Published 1:59 pm Wednesday, October 5, 2022

STEVE BITTENBENDER

The Center Square

A report on medical marijuana published by a task force convened by Kentucky Gov. Andy Beshear shows overwhelming support for its legalization in the state.

The Team Kentucky Medical Cannabis Advisory Committee received more than 3,500 comments from the public through Aug. 12, and 98.6% supported legalization, according to a summary the committee published on Friday.

Justice and Public Safety Cabinet Secretary Kerry Harvey, who co-chaired the panel with Public Protection Cabinet Secretary Ray Perry, said everyone who spoke at public hearings the committee held also spoke in support.

“We heard from many Kentuckians that use cannabis for its beneficial medical effects but can only do so by breaking the law as it now exists,” Harvey said. “Many of these Kentuckians must leave the commonwealth to legally obtain medical cannabis in one of the 38 states where it is legal.”

Beshear announced he would establish the panel in April after a bill to legalize medical marijuana passed the state House but did not move in the Senate.

Late last month, Beshear said he would take action based on the committee’s findings.

Kentucky is one of 10 states that allows individuals to use low THC, high cannabidiol products, also known as CBD. However, Perry said the board heard from people looking for other solutions to battle the opioid epidemic.

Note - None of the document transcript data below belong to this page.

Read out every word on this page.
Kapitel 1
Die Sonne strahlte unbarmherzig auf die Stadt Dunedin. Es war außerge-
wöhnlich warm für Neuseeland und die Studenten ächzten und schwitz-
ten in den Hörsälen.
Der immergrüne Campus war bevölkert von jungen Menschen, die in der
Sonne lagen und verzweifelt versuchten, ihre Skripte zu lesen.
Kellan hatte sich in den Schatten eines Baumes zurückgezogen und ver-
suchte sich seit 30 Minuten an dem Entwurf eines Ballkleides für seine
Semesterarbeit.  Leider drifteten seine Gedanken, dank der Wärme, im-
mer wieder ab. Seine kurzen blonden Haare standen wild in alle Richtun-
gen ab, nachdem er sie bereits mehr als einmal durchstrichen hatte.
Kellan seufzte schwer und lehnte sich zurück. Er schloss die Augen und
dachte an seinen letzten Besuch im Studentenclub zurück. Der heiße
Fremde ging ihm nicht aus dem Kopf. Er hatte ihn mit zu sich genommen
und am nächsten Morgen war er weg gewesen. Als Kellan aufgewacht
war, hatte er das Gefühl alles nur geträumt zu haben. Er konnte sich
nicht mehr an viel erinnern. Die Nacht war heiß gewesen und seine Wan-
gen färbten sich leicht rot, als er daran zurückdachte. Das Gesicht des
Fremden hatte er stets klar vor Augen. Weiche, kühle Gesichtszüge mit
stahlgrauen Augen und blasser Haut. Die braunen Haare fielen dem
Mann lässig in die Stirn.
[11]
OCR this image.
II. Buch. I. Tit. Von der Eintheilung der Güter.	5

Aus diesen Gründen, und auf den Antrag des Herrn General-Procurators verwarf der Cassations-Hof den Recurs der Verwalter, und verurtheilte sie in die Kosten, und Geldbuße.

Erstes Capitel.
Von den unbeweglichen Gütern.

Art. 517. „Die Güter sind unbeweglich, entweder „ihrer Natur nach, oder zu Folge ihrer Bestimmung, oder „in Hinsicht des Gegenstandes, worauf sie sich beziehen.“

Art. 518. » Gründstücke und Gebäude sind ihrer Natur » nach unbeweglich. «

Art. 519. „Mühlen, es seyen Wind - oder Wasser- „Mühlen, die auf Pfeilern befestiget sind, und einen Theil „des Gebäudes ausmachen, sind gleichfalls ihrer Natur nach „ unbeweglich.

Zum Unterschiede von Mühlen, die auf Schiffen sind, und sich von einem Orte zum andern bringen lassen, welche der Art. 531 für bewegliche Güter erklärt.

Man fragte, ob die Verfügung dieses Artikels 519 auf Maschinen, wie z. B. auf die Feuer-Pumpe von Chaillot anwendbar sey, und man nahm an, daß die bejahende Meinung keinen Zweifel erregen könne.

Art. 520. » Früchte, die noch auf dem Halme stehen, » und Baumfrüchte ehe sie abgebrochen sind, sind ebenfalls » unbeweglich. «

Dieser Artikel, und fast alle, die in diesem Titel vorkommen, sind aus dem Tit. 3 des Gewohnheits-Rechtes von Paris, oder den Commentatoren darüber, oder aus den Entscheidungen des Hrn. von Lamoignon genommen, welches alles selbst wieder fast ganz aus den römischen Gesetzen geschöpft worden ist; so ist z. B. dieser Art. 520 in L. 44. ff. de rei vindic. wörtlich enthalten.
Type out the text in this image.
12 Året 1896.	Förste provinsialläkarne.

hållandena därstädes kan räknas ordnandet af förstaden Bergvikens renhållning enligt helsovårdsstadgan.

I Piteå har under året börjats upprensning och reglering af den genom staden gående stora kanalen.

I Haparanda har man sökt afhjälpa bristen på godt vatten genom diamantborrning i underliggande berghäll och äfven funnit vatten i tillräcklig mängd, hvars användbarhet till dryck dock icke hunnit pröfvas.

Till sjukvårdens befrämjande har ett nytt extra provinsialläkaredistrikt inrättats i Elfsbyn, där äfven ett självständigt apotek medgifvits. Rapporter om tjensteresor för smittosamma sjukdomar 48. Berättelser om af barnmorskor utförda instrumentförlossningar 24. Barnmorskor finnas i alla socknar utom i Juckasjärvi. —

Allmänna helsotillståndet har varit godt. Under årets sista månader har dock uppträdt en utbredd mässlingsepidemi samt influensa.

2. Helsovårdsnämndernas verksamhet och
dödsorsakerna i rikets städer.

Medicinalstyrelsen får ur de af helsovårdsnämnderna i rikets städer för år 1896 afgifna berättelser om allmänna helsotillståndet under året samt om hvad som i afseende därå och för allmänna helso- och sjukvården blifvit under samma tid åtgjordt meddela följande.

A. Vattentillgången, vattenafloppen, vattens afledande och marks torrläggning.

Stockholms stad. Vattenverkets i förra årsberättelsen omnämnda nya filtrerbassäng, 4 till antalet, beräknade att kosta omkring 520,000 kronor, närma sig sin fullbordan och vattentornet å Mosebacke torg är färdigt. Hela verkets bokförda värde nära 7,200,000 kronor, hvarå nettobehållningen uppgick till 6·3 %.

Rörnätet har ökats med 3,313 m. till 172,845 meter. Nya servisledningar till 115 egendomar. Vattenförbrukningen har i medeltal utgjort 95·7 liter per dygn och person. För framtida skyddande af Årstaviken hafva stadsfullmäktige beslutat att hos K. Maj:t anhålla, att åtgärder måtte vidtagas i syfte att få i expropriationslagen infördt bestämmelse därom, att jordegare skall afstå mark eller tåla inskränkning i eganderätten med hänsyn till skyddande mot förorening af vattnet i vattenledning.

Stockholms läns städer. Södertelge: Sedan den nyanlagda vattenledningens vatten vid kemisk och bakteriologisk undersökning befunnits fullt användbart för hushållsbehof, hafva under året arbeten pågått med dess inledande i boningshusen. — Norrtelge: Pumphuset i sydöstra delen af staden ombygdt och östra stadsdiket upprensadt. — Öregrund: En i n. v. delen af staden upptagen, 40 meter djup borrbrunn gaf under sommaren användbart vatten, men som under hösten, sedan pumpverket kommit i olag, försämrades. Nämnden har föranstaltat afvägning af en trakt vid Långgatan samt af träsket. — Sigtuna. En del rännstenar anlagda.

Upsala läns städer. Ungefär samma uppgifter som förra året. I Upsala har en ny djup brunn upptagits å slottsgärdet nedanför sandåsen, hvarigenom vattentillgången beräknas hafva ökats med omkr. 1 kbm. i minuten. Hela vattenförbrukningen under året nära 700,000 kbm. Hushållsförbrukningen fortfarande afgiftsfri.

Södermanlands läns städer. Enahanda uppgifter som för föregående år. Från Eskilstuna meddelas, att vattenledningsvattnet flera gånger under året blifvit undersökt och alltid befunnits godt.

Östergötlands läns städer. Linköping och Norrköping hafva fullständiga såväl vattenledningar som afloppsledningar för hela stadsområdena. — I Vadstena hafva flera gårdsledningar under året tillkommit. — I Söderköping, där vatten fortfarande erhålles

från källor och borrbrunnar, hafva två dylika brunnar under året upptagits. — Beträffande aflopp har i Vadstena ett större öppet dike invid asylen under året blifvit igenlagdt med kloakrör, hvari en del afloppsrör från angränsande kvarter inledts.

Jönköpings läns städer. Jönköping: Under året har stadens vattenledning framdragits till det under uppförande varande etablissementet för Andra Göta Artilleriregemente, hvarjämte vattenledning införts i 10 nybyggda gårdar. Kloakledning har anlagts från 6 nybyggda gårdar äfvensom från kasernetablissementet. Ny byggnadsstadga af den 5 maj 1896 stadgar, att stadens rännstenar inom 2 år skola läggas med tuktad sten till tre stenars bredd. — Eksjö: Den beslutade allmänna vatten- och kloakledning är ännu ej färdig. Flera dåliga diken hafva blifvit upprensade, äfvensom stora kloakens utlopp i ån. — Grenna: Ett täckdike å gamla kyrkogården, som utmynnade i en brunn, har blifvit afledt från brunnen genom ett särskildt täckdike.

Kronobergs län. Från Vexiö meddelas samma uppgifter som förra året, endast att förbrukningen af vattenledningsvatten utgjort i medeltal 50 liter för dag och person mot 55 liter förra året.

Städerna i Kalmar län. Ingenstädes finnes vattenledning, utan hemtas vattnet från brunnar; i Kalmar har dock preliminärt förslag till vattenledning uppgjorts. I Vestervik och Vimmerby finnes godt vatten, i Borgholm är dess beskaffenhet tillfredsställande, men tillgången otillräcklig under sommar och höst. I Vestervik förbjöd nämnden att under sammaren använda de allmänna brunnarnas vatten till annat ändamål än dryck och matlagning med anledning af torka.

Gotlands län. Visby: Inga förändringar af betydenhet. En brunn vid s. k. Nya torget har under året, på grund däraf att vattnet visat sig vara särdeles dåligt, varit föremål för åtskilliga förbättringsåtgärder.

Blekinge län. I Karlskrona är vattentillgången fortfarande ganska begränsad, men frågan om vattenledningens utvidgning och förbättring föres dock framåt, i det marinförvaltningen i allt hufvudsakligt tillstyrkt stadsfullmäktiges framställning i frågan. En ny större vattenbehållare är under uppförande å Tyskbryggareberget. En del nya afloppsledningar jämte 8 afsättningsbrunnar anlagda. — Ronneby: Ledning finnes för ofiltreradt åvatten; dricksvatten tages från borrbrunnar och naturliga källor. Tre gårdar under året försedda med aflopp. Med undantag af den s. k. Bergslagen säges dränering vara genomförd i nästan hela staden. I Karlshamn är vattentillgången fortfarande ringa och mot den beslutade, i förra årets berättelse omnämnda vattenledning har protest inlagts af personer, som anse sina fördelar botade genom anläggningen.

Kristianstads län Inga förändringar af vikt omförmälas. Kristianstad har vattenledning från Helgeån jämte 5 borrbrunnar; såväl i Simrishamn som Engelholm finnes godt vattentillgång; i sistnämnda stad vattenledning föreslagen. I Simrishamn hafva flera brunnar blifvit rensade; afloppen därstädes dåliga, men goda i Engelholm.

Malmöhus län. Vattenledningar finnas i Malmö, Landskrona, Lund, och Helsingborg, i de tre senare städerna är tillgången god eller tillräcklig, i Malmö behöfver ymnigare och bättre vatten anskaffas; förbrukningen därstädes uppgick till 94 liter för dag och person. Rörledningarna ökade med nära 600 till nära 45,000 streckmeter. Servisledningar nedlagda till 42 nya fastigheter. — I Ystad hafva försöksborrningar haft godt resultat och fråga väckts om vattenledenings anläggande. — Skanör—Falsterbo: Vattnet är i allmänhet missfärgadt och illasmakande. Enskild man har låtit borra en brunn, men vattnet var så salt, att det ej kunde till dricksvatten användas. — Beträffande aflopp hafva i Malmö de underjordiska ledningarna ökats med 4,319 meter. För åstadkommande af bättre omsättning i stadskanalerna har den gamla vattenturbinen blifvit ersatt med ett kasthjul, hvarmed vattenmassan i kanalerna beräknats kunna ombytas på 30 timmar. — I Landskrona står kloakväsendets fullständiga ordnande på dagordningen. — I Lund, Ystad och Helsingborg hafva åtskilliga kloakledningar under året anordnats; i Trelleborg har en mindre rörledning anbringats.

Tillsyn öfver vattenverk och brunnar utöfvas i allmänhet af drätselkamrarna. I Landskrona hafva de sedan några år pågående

“The people we heard from are looking for pain relief that allows them to live useful, productive lives,” Perry said. “We heard about family trauma stemming from unresolved pain and addictive painkillers. We also heard the frustration that politics deprives them of legal access to an efficacious treatment available to an overwhelming majority of Americans.”

While the General Assembly did not pass a bill earlier this year, it did agree to establish a research center at the University of Kentucky to study the issue. Lawmakers included $2 million in funding for that program over the next two years.

According to a release last month from the school, Dr. Shanna Babalonis will serve as the director of the Cannabis Center, which will look to inform lawmakers and the public of its findings. That includes determining effective dosages and the best way cannabis can be administered.

“The new center will allow us to expand our clinical research, particularly focusing on medical conditions that may be helped by medical cannabis,” Babalonis said.